当時のプロ野球界は巨人を保有する読売グループが絶対的な存在でしたが、江川問題などで読売グループと関係が悪化しても(後に和解していますが)、敢然と立ち向かい、社会人野球のプリンスホテル野球部を設立し、有力選手をライオンズに送り込むなどして、チームを強くするためのなりふり構わぬ姿勢を感じます。
(なお、プリンスホテルは他球団にも人材を多く提供していました。)
ちなみに本書の歴史が1983年までとなっているのは、本来1982年に日本一を達成した時点までとしても良いものですが、このとき倒したのが中日で、「打倒巨人」を掲げる堤オーナーとしては巨人を倒してこそという思いがあり、それを達成した83年までを創世記としたものと思われます。

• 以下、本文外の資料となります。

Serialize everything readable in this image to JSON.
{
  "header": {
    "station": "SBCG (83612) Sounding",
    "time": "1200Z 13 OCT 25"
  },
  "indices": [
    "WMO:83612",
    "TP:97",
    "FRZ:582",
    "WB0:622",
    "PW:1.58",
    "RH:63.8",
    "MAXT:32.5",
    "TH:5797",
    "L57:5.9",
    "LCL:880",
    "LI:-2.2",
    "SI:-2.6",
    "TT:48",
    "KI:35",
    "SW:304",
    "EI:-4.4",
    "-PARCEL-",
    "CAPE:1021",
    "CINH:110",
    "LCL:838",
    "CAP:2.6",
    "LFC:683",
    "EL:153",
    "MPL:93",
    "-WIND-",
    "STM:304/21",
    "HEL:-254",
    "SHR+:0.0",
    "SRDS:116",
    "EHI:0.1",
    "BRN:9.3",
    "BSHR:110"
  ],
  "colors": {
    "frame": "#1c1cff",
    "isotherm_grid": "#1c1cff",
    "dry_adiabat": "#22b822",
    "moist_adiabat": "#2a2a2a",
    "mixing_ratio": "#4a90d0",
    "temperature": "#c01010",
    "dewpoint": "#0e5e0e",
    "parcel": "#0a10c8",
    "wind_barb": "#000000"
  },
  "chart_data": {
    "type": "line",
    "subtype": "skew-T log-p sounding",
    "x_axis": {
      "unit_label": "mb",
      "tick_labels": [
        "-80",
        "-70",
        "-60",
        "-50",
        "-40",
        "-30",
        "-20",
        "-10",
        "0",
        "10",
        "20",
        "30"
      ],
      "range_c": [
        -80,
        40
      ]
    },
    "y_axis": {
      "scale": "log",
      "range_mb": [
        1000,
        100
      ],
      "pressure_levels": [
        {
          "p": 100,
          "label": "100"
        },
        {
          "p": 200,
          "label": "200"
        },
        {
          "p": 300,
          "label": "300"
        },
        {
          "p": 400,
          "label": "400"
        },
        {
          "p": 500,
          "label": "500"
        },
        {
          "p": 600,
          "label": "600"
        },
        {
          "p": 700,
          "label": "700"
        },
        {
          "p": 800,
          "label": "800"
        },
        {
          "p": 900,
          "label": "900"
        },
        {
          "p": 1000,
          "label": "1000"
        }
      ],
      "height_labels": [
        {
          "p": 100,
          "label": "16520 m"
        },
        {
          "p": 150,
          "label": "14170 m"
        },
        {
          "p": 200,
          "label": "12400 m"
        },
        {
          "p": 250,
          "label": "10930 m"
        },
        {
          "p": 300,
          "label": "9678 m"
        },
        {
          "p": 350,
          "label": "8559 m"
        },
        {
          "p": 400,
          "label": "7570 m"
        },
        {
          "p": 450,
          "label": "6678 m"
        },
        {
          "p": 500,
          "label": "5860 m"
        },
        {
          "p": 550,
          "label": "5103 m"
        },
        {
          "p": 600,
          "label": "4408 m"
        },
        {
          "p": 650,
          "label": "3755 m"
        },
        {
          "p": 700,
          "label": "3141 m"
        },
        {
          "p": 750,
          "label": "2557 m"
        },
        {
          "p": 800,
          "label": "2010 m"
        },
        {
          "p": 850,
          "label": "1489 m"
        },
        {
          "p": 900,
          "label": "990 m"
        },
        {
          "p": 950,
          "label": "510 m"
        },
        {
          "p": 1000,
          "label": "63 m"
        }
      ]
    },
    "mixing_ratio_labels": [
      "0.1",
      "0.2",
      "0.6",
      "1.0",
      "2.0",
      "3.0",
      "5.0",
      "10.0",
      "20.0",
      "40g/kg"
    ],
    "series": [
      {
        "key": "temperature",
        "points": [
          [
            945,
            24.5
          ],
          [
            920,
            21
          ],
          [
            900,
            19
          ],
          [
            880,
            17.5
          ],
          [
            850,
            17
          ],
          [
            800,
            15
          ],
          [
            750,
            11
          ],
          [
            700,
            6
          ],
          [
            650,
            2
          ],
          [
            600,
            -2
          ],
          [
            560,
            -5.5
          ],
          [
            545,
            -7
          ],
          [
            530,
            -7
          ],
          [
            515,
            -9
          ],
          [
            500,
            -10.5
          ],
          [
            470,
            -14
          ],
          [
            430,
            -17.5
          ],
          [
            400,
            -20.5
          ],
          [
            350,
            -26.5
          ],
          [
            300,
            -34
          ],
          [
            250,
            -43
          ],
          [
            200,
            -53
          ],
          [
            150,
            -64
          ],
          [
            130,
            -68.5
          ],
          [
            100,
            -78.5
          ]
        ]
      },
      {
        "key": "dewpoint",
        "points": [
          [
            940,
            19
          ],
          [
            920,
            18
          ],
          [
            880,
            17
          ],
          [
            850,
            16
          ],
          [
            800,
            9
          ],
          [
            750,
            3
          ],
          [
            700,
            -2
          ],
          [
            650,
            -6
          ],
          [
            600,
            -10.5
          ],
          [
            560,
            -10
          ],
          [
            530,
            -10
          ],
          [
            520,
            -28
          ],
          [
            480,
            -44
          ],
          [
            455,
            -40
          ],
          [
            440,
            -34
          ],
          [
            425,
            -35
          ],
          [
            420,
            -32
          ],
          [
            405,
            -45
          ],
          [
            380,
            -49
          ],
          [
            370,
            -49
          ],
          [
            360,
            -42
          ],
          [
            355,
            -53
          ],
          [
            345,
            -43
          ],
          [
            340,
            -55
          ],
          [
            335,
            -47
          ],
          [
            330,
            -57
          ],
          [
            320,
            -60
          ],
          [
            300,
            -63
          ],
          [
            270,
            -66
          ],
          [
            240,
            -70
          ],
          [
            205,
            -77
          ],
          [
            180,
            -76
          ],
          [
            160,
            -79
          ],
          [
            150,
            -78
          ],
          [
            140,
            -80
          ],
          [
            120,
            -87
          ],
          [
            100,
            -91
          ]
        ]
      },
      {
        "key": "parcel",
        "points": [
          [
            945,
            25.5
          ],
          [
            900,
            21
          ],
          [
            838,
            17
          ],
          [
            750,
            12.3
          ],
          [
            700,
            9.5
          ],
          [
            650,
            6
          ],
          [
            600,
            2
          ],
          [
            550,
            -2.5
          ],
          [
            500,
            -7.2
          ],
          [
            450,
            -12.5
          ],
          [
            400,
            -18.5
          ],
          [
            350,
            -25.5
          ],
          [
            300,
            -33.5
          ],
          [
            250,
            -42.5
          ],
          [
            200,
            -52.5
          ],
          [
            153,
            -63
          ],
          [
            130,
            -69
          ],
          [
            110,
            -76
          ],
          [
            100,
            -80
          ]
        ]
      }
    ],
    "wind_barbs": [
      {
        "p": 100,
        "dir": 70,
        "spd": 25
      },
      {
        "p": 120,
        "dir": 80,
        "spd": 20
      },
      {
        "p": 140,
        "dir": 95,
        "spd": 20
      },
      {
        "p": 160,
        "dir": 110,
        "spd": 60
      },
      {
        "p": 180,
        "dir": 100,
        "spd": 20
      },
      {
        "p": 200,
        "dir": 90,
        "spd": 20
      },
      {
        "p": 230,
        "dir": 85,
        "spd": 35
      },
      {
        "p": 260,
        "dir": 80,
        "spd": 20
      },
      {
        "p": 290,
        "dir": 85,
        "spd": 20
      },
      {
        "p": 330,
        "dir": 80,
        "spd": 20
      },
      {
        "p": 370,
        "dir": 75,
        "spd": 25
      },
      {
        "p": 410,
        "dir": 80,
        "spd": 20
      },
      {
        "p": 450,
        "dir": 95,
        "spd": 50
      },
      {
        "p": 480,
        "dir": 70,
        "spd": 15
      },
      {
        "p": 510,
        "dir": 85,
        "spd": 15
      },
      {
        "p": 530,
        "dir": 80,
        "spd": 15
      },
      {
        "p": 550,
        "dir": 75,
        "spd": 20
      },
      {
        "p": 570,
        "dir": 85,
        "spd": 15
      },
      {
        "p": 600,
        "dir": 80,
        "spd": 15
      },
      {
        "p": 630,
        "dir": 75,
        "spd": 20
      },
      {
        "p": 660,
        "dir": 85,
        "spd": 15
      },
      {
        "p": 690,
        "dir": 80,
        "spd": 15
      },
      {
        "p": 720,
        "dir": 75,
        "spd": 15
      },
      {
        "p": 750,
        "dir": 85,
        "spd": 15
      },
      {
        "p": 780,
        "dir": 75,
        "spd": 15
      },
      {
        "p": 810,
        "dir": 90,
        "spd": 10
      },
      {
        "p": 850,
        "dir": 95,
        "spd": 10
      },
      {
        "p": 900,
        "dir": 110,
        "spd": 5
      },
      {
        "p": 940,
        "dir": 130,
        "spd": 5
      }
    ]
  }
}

40年以上前の話ですが、強い組織をつくり、目標に向かってフロント・現場一丸となって戦う方法論は、プロ野球に限らず一般社会においても現在でも通用する内容はたくさんあると思いました。
クイズにまいります。
テーマは「創世記の西武ライオンズ(1978年~1983年)」です。
【問題】
1 1978年オフ、阪神から田淵幸一と古沢憲司をトレードで獲得した際に阪神に放出した選手は、竹之内雅史、若菜嘉晴、竹田和史と誰でしょう?
2 1979年に発表された球団歌『地平を駈ける獅子を見た』の作詞は阿久悠ですが、作曲は誰でしょう?
(歌っていたのは松崎しげる)
3 1979年4月24日、開幕から2引分をはさんで12連敗をストップさせ球団初勝利を挙げたときの勝利投手は誰だったでしょう?

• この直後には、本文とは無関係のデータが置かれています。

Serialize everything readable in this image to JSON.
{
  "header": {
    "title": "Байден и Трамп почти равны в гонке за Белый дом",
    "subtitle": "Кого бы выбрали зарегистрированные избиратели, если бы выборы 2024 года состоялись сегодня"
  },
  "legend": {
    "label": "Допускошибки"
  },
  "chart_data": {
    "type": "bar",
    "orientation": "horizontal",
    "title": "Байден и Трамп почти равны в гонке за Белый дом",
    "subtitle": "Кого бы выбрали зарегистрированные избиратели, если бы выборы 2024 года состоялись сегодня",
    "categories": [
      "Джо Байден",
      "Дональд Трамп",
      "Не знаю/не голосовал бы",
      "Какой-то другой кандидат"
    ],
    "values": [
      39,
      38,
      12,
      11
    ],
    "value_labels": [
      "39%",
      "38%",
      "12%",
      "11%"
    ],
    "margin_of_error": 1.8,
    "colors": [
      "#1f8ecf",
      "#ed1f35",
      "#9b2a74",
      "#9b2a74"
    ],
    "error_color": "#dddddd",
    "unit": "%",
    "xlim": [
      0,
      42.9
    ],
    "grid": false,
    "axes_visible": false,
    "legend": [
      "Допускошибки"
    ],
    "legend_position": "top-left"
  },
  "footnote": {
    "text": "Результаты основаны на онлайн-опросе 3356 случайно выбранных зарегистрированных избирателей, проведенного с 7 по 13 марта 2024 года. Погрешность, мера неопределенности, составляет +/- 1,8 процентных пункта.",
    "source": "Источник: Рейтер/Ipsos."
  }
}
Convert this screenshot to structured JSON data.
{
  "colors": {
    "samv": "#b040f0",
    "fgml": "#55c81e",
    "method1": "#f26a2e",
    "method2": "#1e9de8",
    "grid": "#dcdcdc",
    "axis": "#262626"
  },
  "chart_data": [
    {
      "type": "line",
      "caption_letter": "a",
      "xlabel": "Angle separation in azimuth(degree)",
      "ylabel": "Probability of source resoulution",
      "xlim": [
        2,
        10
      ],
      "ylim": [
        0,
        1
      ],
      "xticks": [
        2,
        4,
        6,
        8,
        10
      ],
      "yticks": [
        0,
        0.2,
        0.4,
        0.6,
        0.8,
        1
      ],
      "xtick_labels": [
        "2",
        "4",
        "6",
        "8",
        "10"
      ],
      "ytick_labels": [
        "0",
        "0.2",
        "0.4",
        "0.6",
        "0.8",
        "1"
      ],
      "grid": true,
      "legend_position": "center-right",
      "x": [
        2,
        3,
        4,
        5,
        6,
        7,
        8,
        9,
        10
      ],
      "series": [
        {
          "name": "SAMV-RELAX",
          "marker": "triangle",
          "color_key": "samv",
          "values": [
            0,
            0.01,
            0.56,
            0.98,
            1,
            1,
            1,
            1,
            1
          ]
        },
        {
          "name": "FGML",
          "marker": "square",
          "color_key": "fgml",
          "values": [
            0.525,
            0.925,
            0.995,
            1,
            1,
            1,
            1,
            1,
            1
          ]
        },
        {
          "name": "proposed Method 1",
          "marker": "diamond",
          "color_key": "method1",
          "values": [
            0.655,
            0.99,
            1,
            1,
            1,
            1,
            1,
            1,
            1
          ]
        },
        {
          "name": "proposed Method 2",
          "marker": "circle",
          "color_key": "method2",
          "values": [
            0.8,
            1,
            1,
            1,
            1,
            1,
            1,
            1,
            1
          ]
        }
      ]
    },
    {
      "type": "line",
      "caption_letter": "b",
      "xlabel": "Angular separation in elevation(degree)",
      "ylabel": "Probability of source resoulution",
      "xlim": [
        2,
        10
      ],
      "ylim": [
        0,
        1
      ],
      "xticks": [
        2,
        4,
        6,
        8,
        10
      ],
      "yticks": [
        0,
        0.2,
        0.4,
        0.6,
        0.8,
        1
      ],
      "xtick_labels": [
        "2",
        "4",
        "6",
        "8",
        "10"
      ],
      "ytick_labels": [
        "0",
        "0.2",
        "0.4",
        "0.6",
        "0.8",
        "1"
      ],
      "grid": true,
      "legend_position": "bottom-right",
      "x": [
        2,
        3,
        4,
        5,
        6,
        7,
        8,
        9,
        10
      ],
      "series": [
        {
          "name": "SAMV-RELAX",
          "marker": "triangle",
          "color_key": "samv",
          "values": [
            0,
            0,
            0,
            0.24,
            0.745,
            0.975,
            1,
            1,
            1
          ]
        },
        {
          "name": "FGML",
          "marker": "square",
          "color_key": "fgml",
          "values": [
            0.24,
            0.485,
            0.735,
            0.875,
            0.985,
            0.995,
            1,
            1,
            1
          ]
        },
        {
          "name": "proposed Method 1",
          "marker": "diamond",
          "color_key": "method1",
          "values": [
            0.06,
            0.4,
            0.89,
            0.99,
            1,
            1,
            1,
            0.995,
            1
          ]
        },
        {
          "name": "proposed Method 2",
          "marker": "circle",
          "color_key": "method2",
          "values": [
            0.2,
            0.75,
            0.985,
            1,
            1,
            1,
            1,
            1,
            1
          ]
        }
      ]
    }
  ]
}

4 初の日本一となった1982年、日本シリーズで破った相手は中日でしたが、プレーオフで破った(当時のパ・リーグは2シーズン制)相手はどこだったでしょう?
5 1983年の日本シリーズ第7戦で、0-2で迎えた7回裏無死満塁の場面で、日本一を決める走者一掃の二塁打を打った選手は誰だったでしょう?
【正解】
1 真弓明信…真弓選手はこのトレードの当事者6人ではもっとも長い1995年までプレーしました。
2 小林亜聖…阿久悠と小林亜聖のコンビは『ピンポンパン体操』『北の宿から』や、沖縄海洋博のテーマ曲『珊瑚礁に何を見た』など多くの曲を手掛けています。

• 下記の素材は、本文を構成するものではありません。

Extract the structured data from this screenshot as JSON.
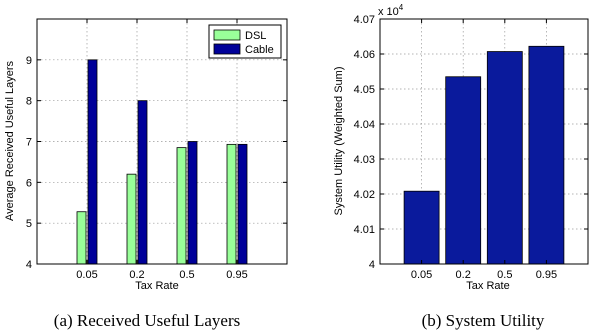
{
  "chart_data": [
    {
      "type": "bar",
      "caption": "(a) Received Useful Layers",
      "xlabel": "Tax Rate",
      "ylabel": "Average Received Useful Layers",
      "categories": [
        "0.05",
        "0.2",
        "0.5",
        "0.95"
      ],
      "series": [
        {
          "name": "DSL",
          "color": "#99ff99",
          "values": [
            5.28,
            6.2,
            6.85,
            6.93
          ]
        },
        {
          "name": "Cable",
          "color": "#000099",
          "values": [
            9.0,
            8.0,
            7.0,
            6.93
          ]
        }
      ],
      "ylim": [
        4,
        10
      ],
      "yticks": [
        "4",
        "5",
        "6",
        "7",
        "8",
        "9"
      ],
      "grid": true,
      "legend": "top-right"
    },
    {
      "type": "bar",
      "caption": "(b) System Utility",
      "xlabel": "Tax Rate",
      "ylabel": "System Utility (Weighted Sum)",
      "exponent_label": "x 10",
      "exponent_power": "4",
      "categories": [
        "0.05",
        "0.2",
        "0.5",
        "0.95"
      ],
      "series": [
        {
          "color": "#0a1a9c",
          "values": [
            4.0208,
            4.0535,
            4.0607,
            4.0622
          ]
        }
      ],
      "ylim": [
        4.0,
        4.07
      ],
      "yticks": [
        "4",
        "4.01",
        "4.02",
        "4.03",
        "4.04",
        "4.05",
        "4.06",
        "4.07"
      ],
      "grid": true
    }
  ]
}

3 松沼博久…前年オフに弟の雅之とともにドラフト外で入団し、創世記の屋台骨を支えました。
4 日本ハムファイターズ…同年は前期優勝するも後期は早々に優勝争いから脱落すると、プレーオフ対策に時間を割き、プレーオフ&日本シリーズを制しました。
5 テリー…このシリーズは7試合中3試合がサヨナラゲーム、第6戦、第7戦は1点差ゲームであったことから「シリーズ史上屈指の名勝負」といわれます。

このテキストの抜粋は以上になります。